The Power of Attorney can be used as soon as it’s registered unless you specify that the representative is restricted to making decisions only after the person loses capacity.
Finally a “certificate provider” signs the form to verify that the person understands what the Power of Attorney means and hasn’t been coerced into filling in the form. A Certificate Provider can be someone who has known the person for a minimum of 2 years or someone who has a professional skill or knowledge about their situation, like a doctor, social worker or solicitor. Family members cannot be certificate providers. Not even extended family members, in-laws or step.
In Scotland, only a solicitor who is registered to practice law in Scotland or a doctor can complete a Certificate of Capacity to ensure that you understand what you are doing.
Once the form has been completed you need to send the application to the Office of the Public Guardian to register it.

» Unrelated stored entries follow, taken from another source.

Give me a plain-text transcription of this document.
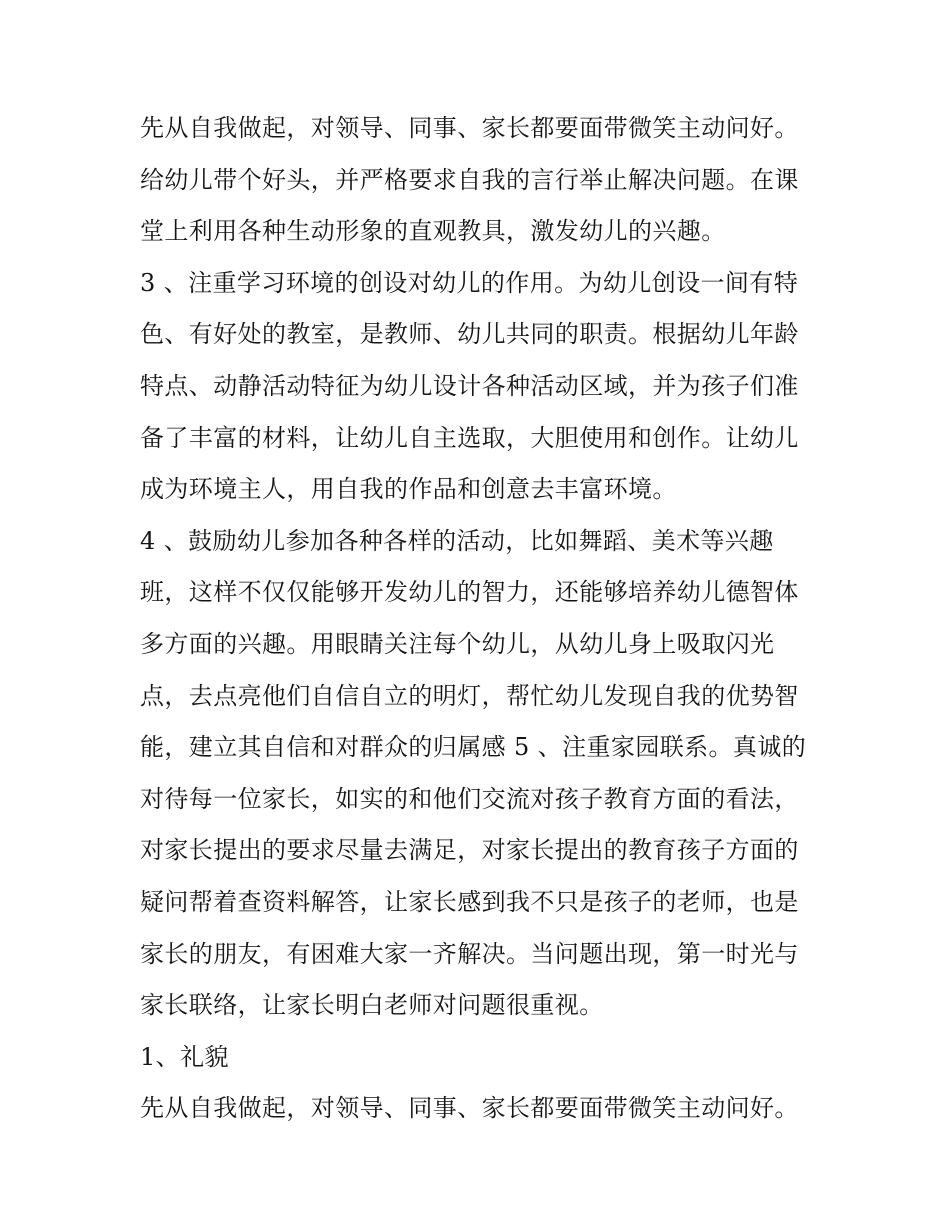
先从自我做起，对领导、同事、家长都要面带微笑主动问好。
给幼儿带个好头，并严格要求自我的言行举止解决问题。在课
堂上利用各种生动形象的直观教具，激发幼儿的兴趣。
3 、注重学习环境的创设对幼儿的作用。为幼儿创设一间有特
色、有好处的教室，是教师、幼儿共同的职责。根据幼儿年龄
特点、动静活动特征为幼儿设计各种活动区域，并为孩子们准
备了丰富的材料，让幼儿自主选取，大胆使用和创作。让幼儿
成为环境主人，用自我的作品和创意去丰富环境。
4 、鼓励幼儿参加各种各样的活动，比如舞蹈、美术等兴趣
班，这样不仅仅能够开发幼儿的智力，还能够培养幼儿德智体
多方面的兴趣。用眼睛关注每个幼儿，从幼儿身上吸取闪光
点，去点亮他们自信自立的明灯，帮忙幼儿发现自我的优势智
能，建立其自信和对群众的归属感 5 、注重家园联系。真诚的
对待每一位家长，如实的和他们交流对孩子教育方面的看法，
对家长提出的要求尽量去满足，对家长提出的教育孩子方面的
疑问帮着查资料解答，让家长感到我不只是孩子的老师，也是
家长的朋友，有困难大家一齐解决。当问题出现，第一时光与
家长联络，让家长明白老师对问题很重视。
1、礼貌
先从自我做起，对领导、同事、家长都要面带微笑主动问好。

You can register the Power of Attorney either before or after someone loses capacity provided they filled in the forms correctly and whilst they still had the mental capacity to do so. Registering early gives you time to sort out any problems and means its ready to use when needed.
Once the Power of Attorney is registered, the nominated representative will only be able to make choices for the person when the person is unable to make the decisions at the time that the decision needs to be made. It usually takes about 8 to 10 weeks to register an application, provided there are no mistakes. People then have 3 weeks to object if they think that the person making the application was pressurised or lacked capacity when they filled in the forms. If the person who is making the Power of Attorney objects, the process stops and the only way to register would be to apply to the Court of Protection to prove that the person didn’t have the capacity to object.